The pensive, ambiguous opening act to Daniel Wolfe’s debut feature film Catch Me Daddy, provides the viewer with a brief, and yet substantial snippet of each character featured in this harrowing tale. We don’t see much, but we see enough – introduced to each and every component that makes up this indelible narrative, setting the tone for what is to come.

At the core of this picture is British-Pakistani Laila (Sameena Jabeen Ahmed) , who is hiding out in West Yorkshire with her unemployed boyfriend Aaron (Connor McCarron). This very relationship is the reason behind their nervous solitude, as her father disapproves of her choice of partner, believing it to have brought shame upon their family. So he sends her brother Zaheer (Ali Ahmad) along with his unforgiving accomplices to undertake an honour killing, while they’ve also hired the caucasian duo Barry (Barry Nunney) and Tony (Gary Lewis) to assist them in their efforts – making for a deadly game of cat and mouse, as Laila and Aaron make a run for the Moors.

This unflinching debut for Wolfe is unrelenting from the word go, as the chase begins early into proceedings. To call this title intense would be something of an understatement, in what is a brutally disquieting watch. The filmmaker adds to this uncomfortable atmosphere by implementing lingering shots on predator animals, from snakes to lizards to sharks, they’re symbolic of this situation – which is effectively just one long hunt, and like watching a nature documentary, there is feeling of inevitability to this title, as you fear Laila and Aaron will struggle to be rid of the chasing pack.

The dark themes surrounding honour killings were explored in Shan Khan’s recent drama Honour, but Wolfe’s endeavour is far more accomplished a piece. It helps that we don’t have any reformed nazis for starters – while this takes a far more naturalistic approach, doing justice to this severe and relevant issue that exists.

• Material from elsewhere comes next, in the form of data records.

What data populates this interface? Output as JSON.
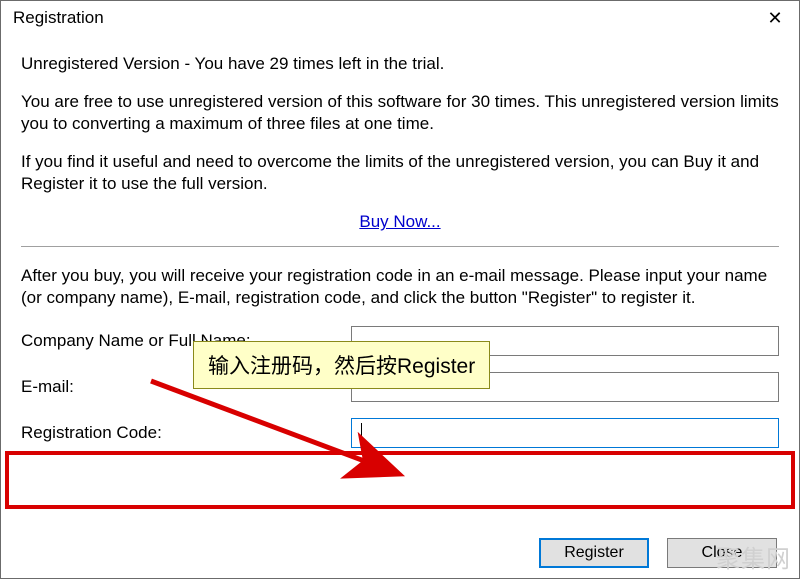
{
  "title": "Registration",
  "close_glyph": "✕",
  "status_line": "Unregistered Version - You have 29 times left in the trial.",
  "para1": "You are free to use unregistered version of this software for 30 times. This unregistered version limits you to converting a maximum of three files at one time.",
  "para2": "If you find it useful and need to overcome the limits of the unregistered version, you can Buy it and Register it to use the full version.",
  "buy_link": "Buy Now...",
  "para3": "After you buy, you will receive your registration code in an e-mail message. Please input your name (or company name), E-mail, registration code, and click the button \"Register\" to register it.",
  "form": {
    "name_label": "Company Name or Full Name:",
    "name_value": "",
    "email_label": "E-mail:",
    "email_value": "",
    "code_label": "Registration Code:",
    "code_value": ""
  },
  "callout_text": "输入注册码，然后按Register",
  "buttons": {
    "register": "Register",
    "close": "Close"
  },
  "watermark": "聚集网",
  "colors": {
    "highlight": "#d80000",
    "link": "#0000cc",
    "accent": "#0078d7",
    "callout_bg": "#ffffc8"
  }
}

Instead Catch Me Daddy bears more similarities to productions by auteurs such as Shane Meadows and Clio Barnard, capturing the gritty sensibilities of Northern England, that lends itself so well to hard-hitting, kitchen-sink dramas of this ilk.

Though Wolfe deserves much commendation for this feature, and notably his distinct aptitude for structure and pacing – given the miserable, gruelling and uncompromising experience he puts the viewer through, you’d still be cautious as to give him too much praise – because for all of this film’s positives, it’s not one you’d quite like to sit through again.